This year I've enjoyed two relatively forgotten science fiction classics thanks to HiLoBooks' new Radium Age Science Fiction Series. Launched back in May with Jack London's The Scarlet Plague, the series features science fiction of the early 20th century published during that fabled interregnum between early SF works by Shelley, Wells and Verne and the pulp boom of the 1930s. Radium Age SF was written by some pretty important literary figures, including London, Arthur Conan Doyle and Rudyard Kipling.
I've thus far read the aforementioned Plague and Arthur Conan Doyle's The Poison Belt, his second Professor Challenger novel. I've just started H. Rider Haggard's When the World Shook, and I look forward to discovering more of his invigorating brand of adventure. I haven't seen the second book in the series, Kipling's With the Night Mail, at any brick-and-mortar bookstores yet despite months of trying, so I guess I'll pick that one up online.

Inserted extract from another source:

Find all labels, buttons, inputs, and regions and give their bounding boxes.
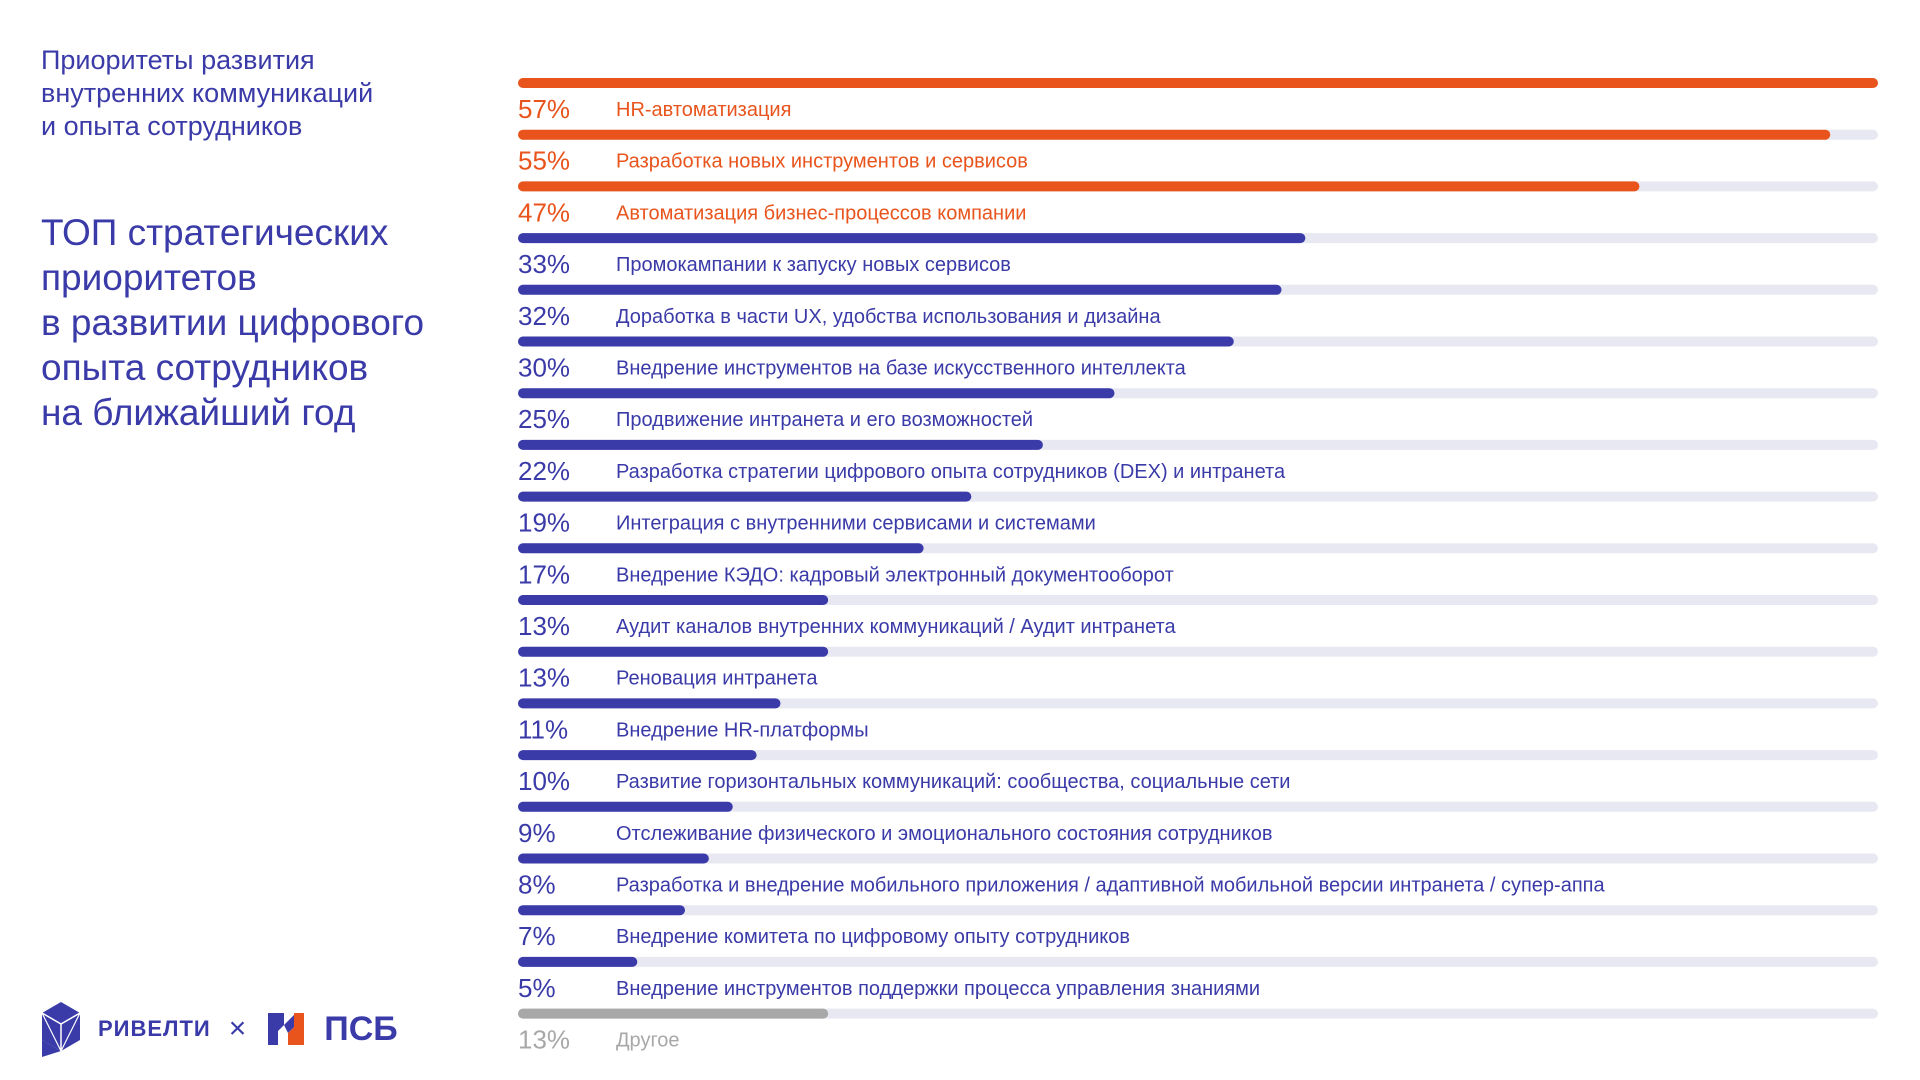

Most (if not all) of the books in this series have fallen into the public domain and can thus be read online, but I still have a fondness for physical media so I'm very pleased to see these century-old works back in print. Many of the titles feature illuminating forewords and afterwords to put the novels in their historical context.
1 comment:
Wow, I am in awe of this list, and a little jealous too. I hope some of the radium seeps into your own writing, as I very much admire this age of SF, even if I have read only a little of it. It's so bold and experimental, not engineered for the mass market.
I think it may have been years since I've read an entire SF novel that I enjoyed. Maybe the last one was PKD, "Electric Sheep" perhaps, or maybe Kim Stanley Robinson's "Blue Mars".